In Gaild Godwin’s brilliant novel The Good Husband (1994), the main protagonist Magda Danvers is dying of ovarian cancer. As a college professor of English literature she has never looked at life merely as a given fact but always tried to trace the symbolical meaning behind every action, motive, and move („ [...] every act and choice, however small, is consequential in the pattern of a life“ – GH 71). The awareness that she is facing death and will go through a period of physical pain and psychological suffering accompanying the deterioration of her body and brain is posing a last challenge to her. Even though she labels the cancer spreading within her the Gargoyle, she accepts it not only as kind of a companion but also as her final teacher.

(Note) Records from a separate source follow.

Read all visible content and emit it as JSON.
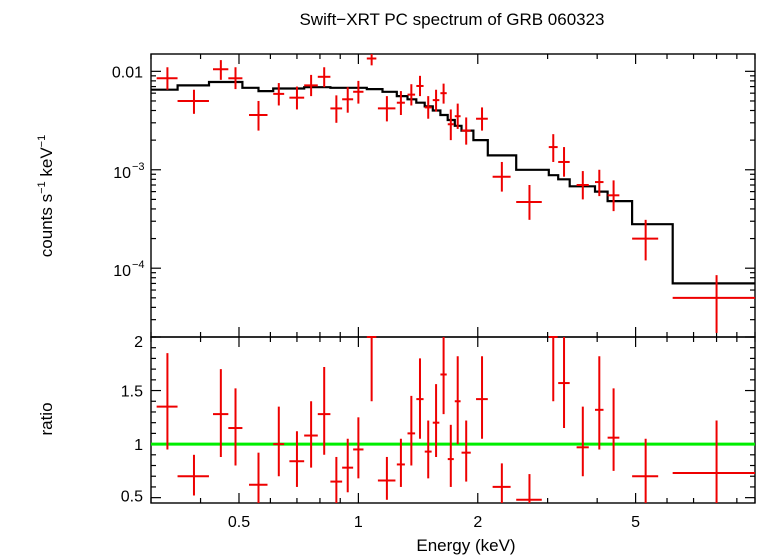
{
  "title": "Swift−XRT PC spectrum of GRB 060323",
  "colors": {
    "data": "#ee0000",
    "model": "#000000",
    "unity": "#00ee00",
    "axes": "#000000"
  },
  "chart_data": [
    {
      "type": "scatter",
      "panel": "spectrum",
      "title": "Swift−XRT PC spectrum of GRB 060323",
      "ylabel_parts": {
        "base": "counts s",
        "exp1": "−1",
        "mid": " keV",
        "exp2": "−1"
      },
      "yscale": "log",
      "xscale": "log",
      "xlim": [
        0.3,
        10
      ],
      "ylim": [
        2e-05,
        0.015
      ],
      "y_ticks": [
        {
          "value": 0.01,
          "label": "0.01"
        },
        {
          "value": 0.001,
          "base": "10",
          "exp": "−3"
        },
        {
          "value": 0.0001,
          "base": "10",
          "exp": "−4"
        }
      ],
      "series": [
        {
          "type": "errorbars",
          "points": [
            {
              "x": 0.33,
              "xlo": 0.31,
              "xhi": 0.35,
              "y": 0.0085,
              "ylo": 0.0065,
              "yhi": 0.011
            },
            {
              "x": 0.385,
              "xlo": 0.35,
              "xhi": 0.42,
              "y": 0.005,
              "ylo": 0.0037,
              "yhi": 0.0065
            },
            {
              "x": 0.45,
              "xlo": 0.43,
              "xhi": 0.47,
              "y": 0.0105,
              "ylo": 0.0082,
              "yhi": 0.013
            },
            {
              "x": 0.49,
              "xlo": 0.47,
              "xhi": 0.51,
              "y": 0.0085,
              "ylo": 0.0066,
              "yhi": 0.011
            },
            {
              "x": 0.56,
              "xlo": 0.53,
              "xhi": 0.59,
              "y": 0.0036,
              "ylo": 0.0025,
              "yhi": 0.005
            },
            {
              "x": 0.63,
              "xlo": 0.61,
              "xhi": 0.65,
              "y": 0.0059,
              "ylo": 0.0045,
              "yhi": 0.0076
            },
            {
              "x": 0.7,
              "xlo": 0.67,
              "xhi": 0.73,
              "y": 0.0054,
              "ylo": 0.0041,
              "yhi": 0.007
            },
            {
              "x": 0.76,
              "xlo": 0.73,
              "xhi": 0.79,
              "y": 0.0072,
              "ylo": 0.0056,
              "yhi": 0.0092
            },
            {
              "x": 0.82,
              "xlo": 0.79,
              "xhi": 0.85,
              "y": 0.0088,
              "ylo": 0.0069,
              "yhi": 0.011
            },
            {
              "x": 0.88,
              "xlo": 0.85,
              "xhi": 0.91,
              "y": 0.0042,
              "ylo": 0.003,
              "yhi": 0.0057
            },
            {
              "x": 0.94,
              "xlo": 0.91,
              "xhi": 0.97,
              "y": 0.0052,
              "ylo": 0.0038,
              "yhi": 0.0069
            },
            {
              "x": 1.0,
              "xlo": 0.97,
              "xhi": 1.03,
              "y": 0.0062,
              "ylo": 0.0047,
              "yhi": 0.008
            },
            {
              "x": 1.08,
              "xlo": 1.05,
              "xhi": 1.11,
              "y": 0.0135,
              "ylo": 0.0115,
              "yhi": 0.016
            },
            {
              "x": 1.18,
              "xlo": 1.12,
              "xhi": 1.24,
              "y": 0.0042,
              "ylo": 0.0031,
              "yhi": 0.0056
            },
            {
              "x": 1.28,
              "xlo": 1.25,
              "xhi": 1.31,
              "y": 0.0048,
              "ylo": 0.0036,
              "yhi": 0.0063
            },
            {
              "x": 1.36,
              "xlo": 1.33,
              "xhi": 1.39,
              "y": 0.0058,
              "ylo": 0.0045,
              "yhi": 0.0074
            },
            {
              "x": 1.43,
              "xlo": 1.4,
              "xhi": 1.46,
              "y": 0.0071,
              "ylo": 0.0056,
              "yhi": 0.009
            },
            {
              "x": 1.5,
              "xlo": 1.47,
              "xhi": 1.53,
              "y": 0.0043,
              "ylo": 0.0033,
              "yhi": 0.0056
            },
            {
              "x": 1.57,
              "xlo": 1.54,
              "xhi": 1.6,
              "y": 0.0051,
              "ylo": 0.0039,
              "yhi": 0.0065
            },
            {
              "x": 1.64,
              "xlo": 1.61,
              "xhi": 1.67,
              "y": 0.006,
              "ylo": 0.0047,
              "yhi": 0.0075
            },
            {
              "x": 1.71,
              "xlo": 1.68,
              "xhi": 1.74,
              "y": 0.0029,
              "ylo": 0.002,
              "yhi": 0.0041
            },
            {
              "x": 1.78,
              "xlo": 1.75,
              "xhi": 1.81,
              "y": 0.0035,
              "ylo": 0.0026,
              "yhi": 0.0047
            },
            {
              "x": 1.87,
              "xlo": 1.82,
              "xhi": 1.92,
              "y": 0.0025,
              "ylo": 0.0018,
              "yhi": 0.0034
            },
            {
              "x": 2.05,
              "xlo": 1.98,
              "xhi": 2.12,
              "y": 0.0033,
              "ylo": 0.0025,
              "yhi": 0.0043
            },
            {
              "x": 2.3,
              "xlo": 2.18,
              "xhi": 2.42,
              "y": 0.00085,
              "ylo": 0.0006,
              "yhi": 0.0012
            },
            {
              "x": 2.7,
              "xlo": 2.5,
              "xhi": 2.9,
              "y": 0.00047,
              "ylo": 0.00031,
              "yhi": 0.0007
            },
            {
              "x": 3.1,
              "xlo": 3.02,
              "xhi": 3.18,
              "y": 0.0017,
              "ylo": 0.0012,
              "yhi": 0.0023
            },
            {
              "x": 3.3,
              "xlo": 3.19,
              "xhi": 3.41,
              "y": 0.0012,
              "ylo": 0.00085,
              "yhi": 0.0017
            },
            {
              "x": 3.68,
              "xlo": 3.55,
              "xhi": 3.81,
              "y": 0.0007,
              "ylo": 0.0005,
              "yhi": 0.00097
            },
            {
              "x": 4.05,
              "xlo": 3.95,
              "xhi": 4.15,
              "y": 0.00075,
              "ylo": 0.00054,
              "yhi": 0.001
            },
            {
              "x": 4.4,
              "xlo": 4.25,
              "xhi": 4.55,
              "y": 0.00055,
              "ylo": 0.00038,
              "yhi": 0.00078
            },
            {
              "x": 5.3,
              "xlo": 4.9,
              "xhi": 5.7,
              "y": 0.0002,
              "ylo": 0.00012,
              "yhi": 0.00031
            },
            {
              "x": 8.0,
              "xlo": 6.2,
              "xhi": 10.0,
              "y": 5e-05,
              "ylo": 2.2e-05,
              "yhi": 8.5e-05
            }
          ]
        },
        {
          "type": "model-step",
          "steps": [
            {
              "xlo": 0.3,
              "xhi": 0.35,
              "y": 0.0065
            },
            {
              "xlo": 0.35,
              "xhi": 0.42,
              "y": 0.0072
            },
            {
              "xlo": 0.42,
              "xhi": 0.51,
              "y": 0.0078
            },
            {
              "xlo": 0.51,
              "xhi": 0.56,
              "y": 0.0068
            },
            {
              "xlo": 0.56,
              "xhi": 0.61,
              "y": 0.0063
            },
            {
              "xlo": 0.61,
              "xhi": 0.73,
              "y": 0.0067
            },
            {
              "xlo": 0.73,
              "xhi": 0.85,
              "y": 0.0069
            },
            {
              "xlo": 0.85,
              "xhi": 1.05,
              "y": 0.0068
            },
            {
              "xlo": 1.05,
              "xhi": 1.15,
              "y": 0.0066
            },
            {
              "xlo": 1.15,
              "xhi": 1.25,
              "y": 0.0062
            },
            {
              "xlo": 1.25,
              "xhi": 1.33,
              "y": 0.0056
            },
            {
              "xlo": 1.33,
              "xhi": 1.4,
              "y": 0.0052
            },
            {
              "xlo": 1.4,
              "xhi": 1.47,
              "y": 0.0048
            },
            {
              "xlo": 1.47,
              "xhi": 1.54,
              "y": 0.0044
            },
            {
              "xlo": 1.54,
              "xhi": 1.61,
              "y": 0.004
            },
            {
              "xlo": 1.61,
              "xhi": 1.68,
              "y": 0.0036
            },
            {
              "xlo": 1.68,
              "xhi": 1.75,
              "y": 0.0032
            },
            {
              "xlo": 1.75,
              "xhi": 1.82,
              "y": 0.0028
            },
            {
              "xlo": 1.82,
              "xhi": 1.95,
              "y": 0.0025
            },
            {
              "xlo": 1.95,
              "xhi": 2.12,
              "y": 0.002
            },
            {
              "xlo": 2.12,
              "xhi": 2.5,
              "y": 0.0014
            },
            {
              "xlo": 2.5,
              "xhi": 3.02,
              "y": 0.001
            },
            {
              "xlo": 3.02,
              "xhi": 3.19,
              "y": 0.00088
            },
            {
              "xlo": 3.19,
              "xhi": 3.41,
              "y": 0.0008
            },
            {
              "xlo": 3.41,
              "xhi": 3.95,
              "y": 0.00068
            },
            {
              "xlo": 3.95,
              "xhi": 4.25,
              "y": 0.0006
            },
            {
              "xlo": 4.25,
              "xhi": 4.9,
              "y": 0.00048
            },
            {
              "xlo": 4.9,
              "xhi": 6.2,
              "y": 0.00028
            },
            {
              "xlo": 6.2,
              "xhi": 10.0,
              "y": 7e-05
            }
          ]
        }
      ]
    },
    {
      "type": "scatter",
      "panel": "ratio",
      "xlabel": "Energy (keV)",
      "ylabel": "ratio",
      "xscale": "log",
      "xlim": [
        0.3,
        10
      ],
      "ylim": [
        0.45,
        2
      ],
      "x_ticks": [
        {
          "value": 0.5,
          "label": "0.5"
        },
        {
          "value": 1,
          "label": "1"
        },
        {
          "value": 2,
          "label": "2"
        },
        {
          "value": 5,
          "label": "5"
        }
      ],
      "y_ticks": [
        {
          "value": 0.5,
          "label": "0.5"
        },
        {
          "value": 1,
          "label": "1"
        },
        {
          "value": 1.5,
          "label": "1.5"
        },
        {
          "value": 2,
          "label": "2"
        }
      ],
      "reference_line": 1,
      "series": [
        {
          "type": "errorbars",
          "points": [
            {
              "x": 0.33,
              "xlo": 0.31,
              "xhi": 0.35,
              "y": 1.35,
              "ylo": 0.95,
              "yhi": 1.85
            },
            {
              "x": 0.385,
              "xlo": 0.35,
              "xhi": 0.42,
              "y": 0.7,
              "ylo": 0.52,
              "yhi": 0.9
            },
            {
              "x": 0.45,
              "xlo": 0.43,
              "xhi": 0.47,
              "y": 1.28,
              "ylo": 0.88,
              "yhi": 1.7
            },
            {
              "x": 0.49,
              "xlo": 0.47,
              "xhi": 0.51,
              "y": 1.15,
              "ylo": 0.8,
              "yhi": 1.52
            },
            {
              "x": 0.56,
              "xlo": 0.53,
              "xhi": 0.59,
              "y": 0.62,
              "ylo": 0.45,
              "yhi": 0.92
            },
            {
              "x": 0.63,
              "xlo": 0.61,
              "xhi": 0.65,
              "y": 1.0,
              "ylo": 0.7,
              "yhi": 1.35
            },
            {
              "x": 0.7,
              "xlo": 0.67,
              "xhi": 0.73,
              "y": 0.84,
              "ylo": 0.6,
              "yhi": 1.12
            },
            {
              "x": 0.76,
              "xlo": 0.73,
              "xhi": 0.79,
              "y": 1.08,
              "ylo": 0.78,
              "yhi": 1.4
            },
            {
              "x": 0.82,
              "xlo": 0.79,
              "xhi": 0.85,
              "y": 1.28,
              "ylo": 0.9,
              "yhi": 1.72
            },
            {
              "x": 0.88,
              "xlo": 0.85,
              "xhi": 0.91,
              "y": 0.65,
              "ylo": 0.45,
              "yhi": 0.88
            },
            {
              "x": 0.94,
              "xlo": 0.91,
              "xhi": 0.97,
              "y": 0.78,
              "ylo": 0.55,
              "yhi": 1.05
            },
            {
              "x": 1.0,
              "xlo": 0.97,
              "xhi": 1.03,
              "y": 0.95,
              "ylo": 0.68,
              "yhi": 1.25
            },
            {
              "x": 1.08,
              "xlo": 1.05,
              "xhi": 1.11,
              "y": 2.0,
              "ylo": 1.4,
              "yhi": 2.0
            },
            {
              "x": 1.18,
              "xlo": 1.12,
              "xhi": 1.24,
              "y": 0.66,
              "ylo": 0.48,
              "yhi": 0.88
            },
            {
              "x": 1.28,
              "xlo": 1.25,
              "xhi": 1.31,
              "y": 0.81,
              "ylo": 0.6,
              "yhi": 1.05
            },
            {
              "x": 1.36,
              "xlo": 1.33,
              "xhi": 1.39,
              "y": 1.1,
              "ylo": 0.8,
              "yhi": 1.45
            },
            {
              "x": 1.43,
              "xlo": 1.4,
              "xhi": 1.46,
              "y": 1.42,
              "ylo": 1.05,
              "yhi": 1.8
            },
            {
              "x": 1.5,
              "xlo": 1.47,
              "xhi": 1.53,
              "y": 0.93,
              "ylo": 0.68,
              "yhi": 1.22
            },
            {
              "x": 1.57,
              "xlo": 1.54,
              "xhi": 1.6,
              "y": 1.2,
              "ylo": 0.88,
              "yhi": 1.56
            },
            {
              "x": 1.64,
              "xlo": 1.61,
              "xhi": 1.67,
              "y": 1.65,
              "ylo": 1.28,
              "yhi": 2.0
            },
            {
              "x": 1.71,
              "xlo": 1.68,
              "xhi": 1.74,
              "y": 0.86,
              "ylo": 0.6,
              "yhi": 1.18
            },
            {
              "x": 1.78,
              "xlo": 1.75,
              "xhi": 1.81,
              "y": 1.4,
              "ylo": 1.0,
              "yhi": 1.82
            },
            {
              "x": 1.87,
              "xlo": 1.82,
              "xhi": 1.92,
              "y": 0.92,
              "ylo": 0.65,
              "yhi": 1.22
            },
            {
              "x": 2.05,
              "xlo": 1.98,
              "xhi": 2.12,
              "y": 1.42,
              "ylo": 1.05,
              "yhi": 1.82
            },
            {
              "x": 2.3,
              "xlo": 2.18,
              "xhi": 2.42,
              "y": 0.6,
              "ylo": 0.42,
              "yhi": 0.82
            },
            {
              "x": 2.7,
              "xlo": 2.5,
              "xhi": 2.9,
              "y": 0.48,
              "ylo": 0.42,
              "yhi": 0.72
            },
            {
              "x": 3.1,
              "xlo": 3.02,
              "xhi": 3.18,
              "y": 2.0,
              "ylo": 1.4,
              "yhi": 2.0
            },
            {
              "x": 3.3,
              "xlo": 3.19,
              "xhi": 3.41,
              "y": 1.57,
              "ylo": 1.15,
              "yhi": 2.0
            },
            {
              "x": 3.68,
              "xlo": 3.55,
              "xhi": 3.81,
              "y": 0.97,
              "ylo": 0.7,
              "yhi": 1.35
            },
            {
              "x": 4.05,
              "xlo": 3.95,
              "xhi": 4.15,
              "y": 1.32,
              "ylo": 0.95,
              "yhi": 1.82
            },
            {
              "x": 4.4,
              "xlo": 4.25,
              "xhi": 4.55,
              "y": 1.06,
              "ylo": 0.75,
              "yhi": 1.52
            },
            {
              "x": 5.3,
              "xlo": 4.9,
              "xhi": 5.7,
              "y": 0.7,
              "ylo": 0.45,
              "yhi": 1.05
            },
            {
              "x": 8.0,
              "xlo": 6.2,
              "xhi": 10.0,
              "y": 0.73,
              "ylo": 0.45,
              "yhi": 1.22
            }
          ]
        }
      ]
    }
  ]
}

Obviously sharing the Socratic conviction that „an unreflected life is not worth living,“ („It’s sinful not to try to keep track of who you are“ – GH 210), Magda Danvers tries to make sense of her illness by integrating it, as the last part of the puzzle, into the pattern of her life. She is eager to learn from the point of view of her gruesome teacher: that once she gets herself out of the way, she can see things as they really are; that like the prophetic artists, whom she has always admired, she can „solve something for everybody by making universally compelling images of their conflicts“ (GH 25f.), that her (and every human being’s) vocation is „to fulfill in an inner way, in a symbolic way what the outer world is failing to provide [her] with in the service of wholeness“ (GH 24). Allowing the Gargoyle’s grin to stretch „at her expense,“ she finally gives in to it, satisfied with having made sense of her last exam as well.
In my analysis of the novel I will try to demonstrate how the protagonist, rather than denying and rejecting her illness and impending death, accepts it as a last revealing symbol of the enigma of (her) life, which she has both managed to come to terms with and to successfully share with the people around her.